There are conventions for both, though it can get more complicated than that. Often, programs will give you a standard error and you can conduct statistical tests using skewness and kurtosis. You divide your skewness by the standard error (like many statistics, the test formula is essentially a signal to noise ratio), and the resulting metric will be a Z-score. You would want that result to be less than 1.96, if you're using an alpha of 0.05 for that test. For kurtosis, the standard error is based on the standard error for skewness (it's the skewness standard error times 2 with a slight correction). Both standard errors are computed based on sample size; remember, as sample size increases, the more closely our data should resemble the population distribution.

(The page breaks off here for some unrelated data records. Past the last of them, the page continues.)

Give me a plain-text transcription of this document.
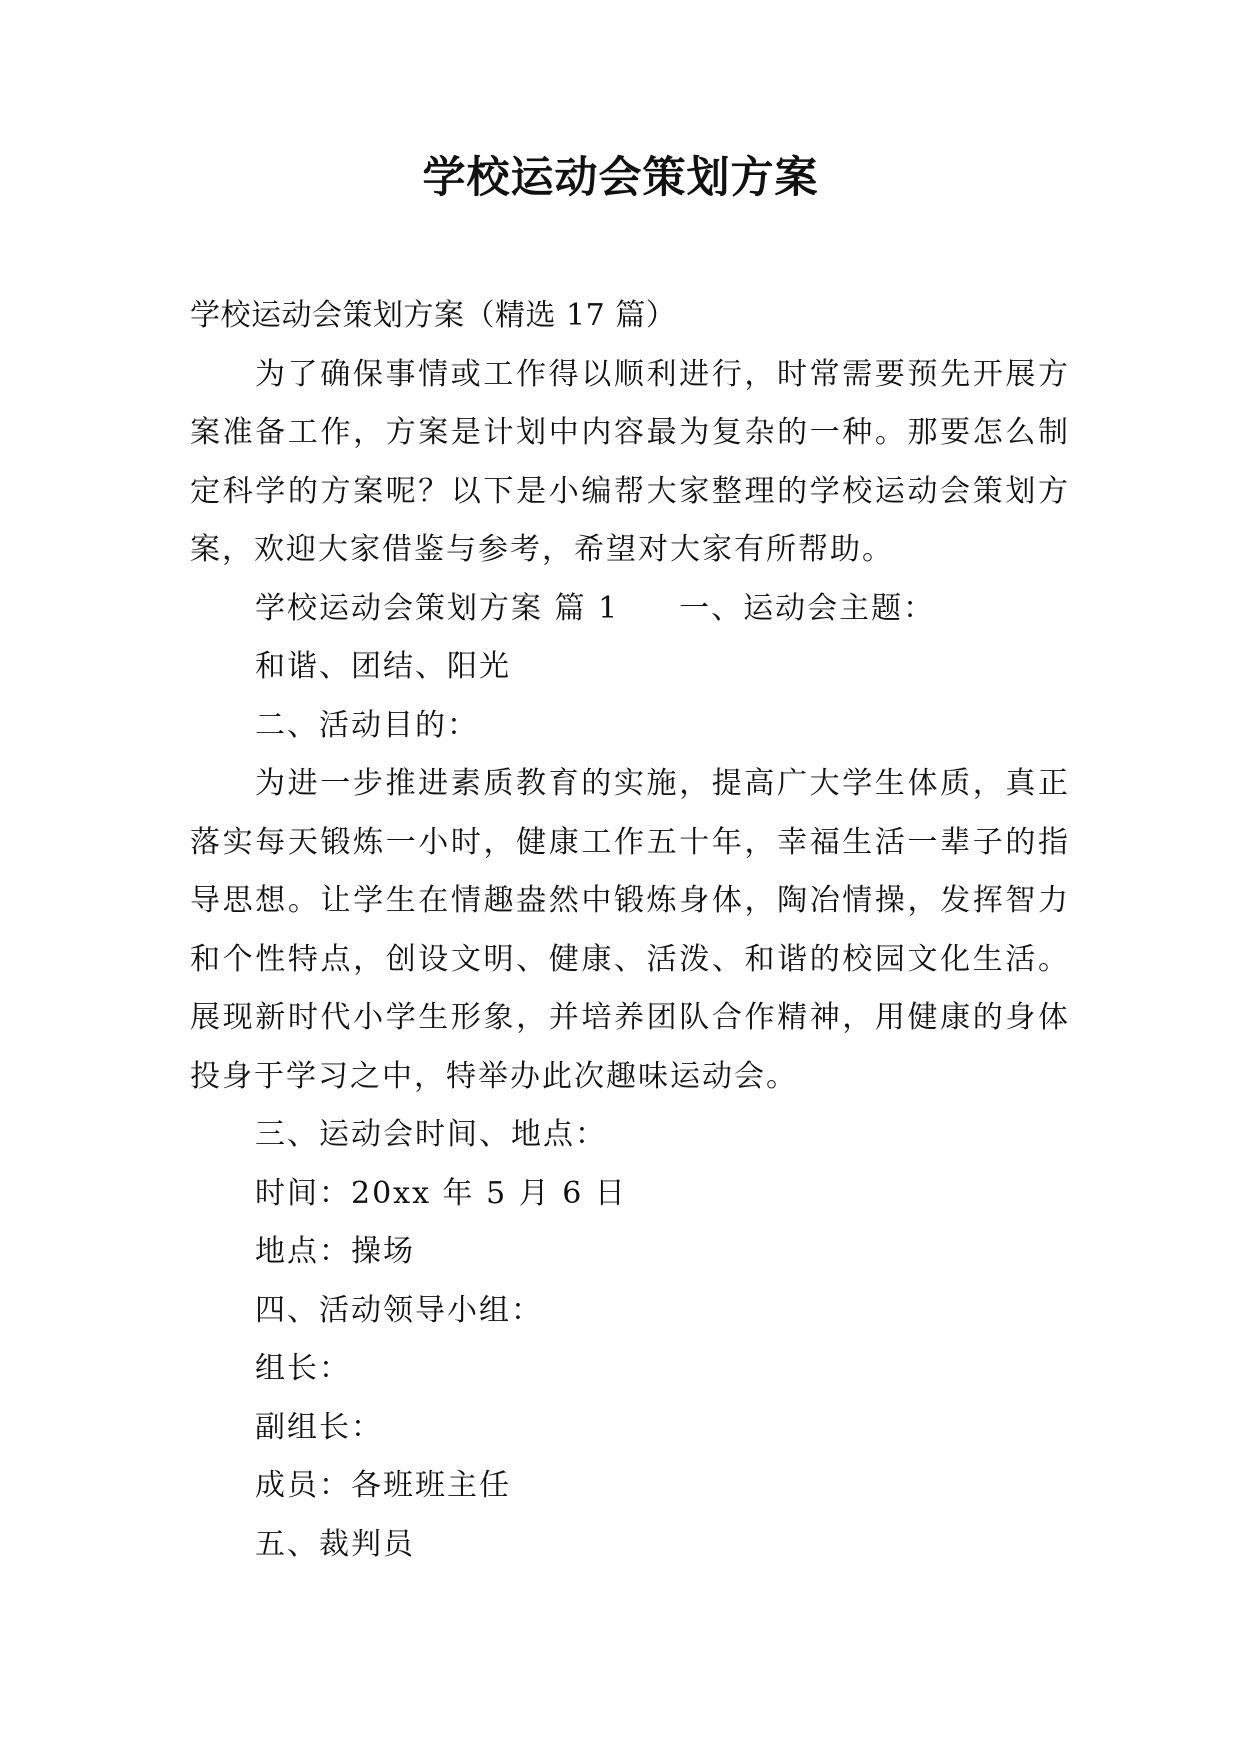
学校运动会策划方案

学校运动会策划方案（精选 17 篇）

为了确保事情或工作得以顺利进行，时常需要预先开展方案准备工作，方案是计划中内容最为复杂的一种。那要怎么制定科学的方案呢？以下是小编帮大家整理的学校运动会策划方案，欢迎大家借鉴与参考，希望对大家有所帮助。

学校运动会策划方案 篇 1 一、运动会主题：

和谐、团结、阳光

二、活动目的：

为进一步推进素质教育的实施，提高广大学生体质，真正落实每天锻炼一小时，健康工作五十年，幸福生活一辈子的指导思想。让学生在情趣盎然中锻炼身体，陶冶情操，发挥智力和个性特点，创设文明、健康、活泼、和谐的校园文化生活。展现新时代小学生形象，并培养团队合作精神，用健康的身体投身于学习之中，特举办此次趣味运动会。

三、运动会时间、地点：

时间：20xx 年 5 月 6 日

地点：操场

四、活动领导小组：

组长：

副组长：

成员：各班班主任

五、裁判员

But some people prefer to simply use conventions. In general, a skewness between -1.5 and +1.5 is considered acceptable. Kurtosis is a bit more disputed, in part because some analysis programs give excess kurtosis without clearly specifying. When using conventions, many people don't even worry about kurtosis and just focus on skewness.

This could be, in part, because skewness and kurtosis really aren't emphasized in statistics courses - at least not that I've seen. That data should be normally distributed is stated but then glossed over, and data provided for student exercises are often generated so that they do not violate assumptions. Real data is far messier. So by glossing over these concepts, courses aren't preparing students for situations they very likely will encounter. But once again, I digress.

My advice? Use the provided standard error and conduct a simple Z-tests. It really only adds one more step. If your data aren't normal, the results of the statistical tests could be wrong.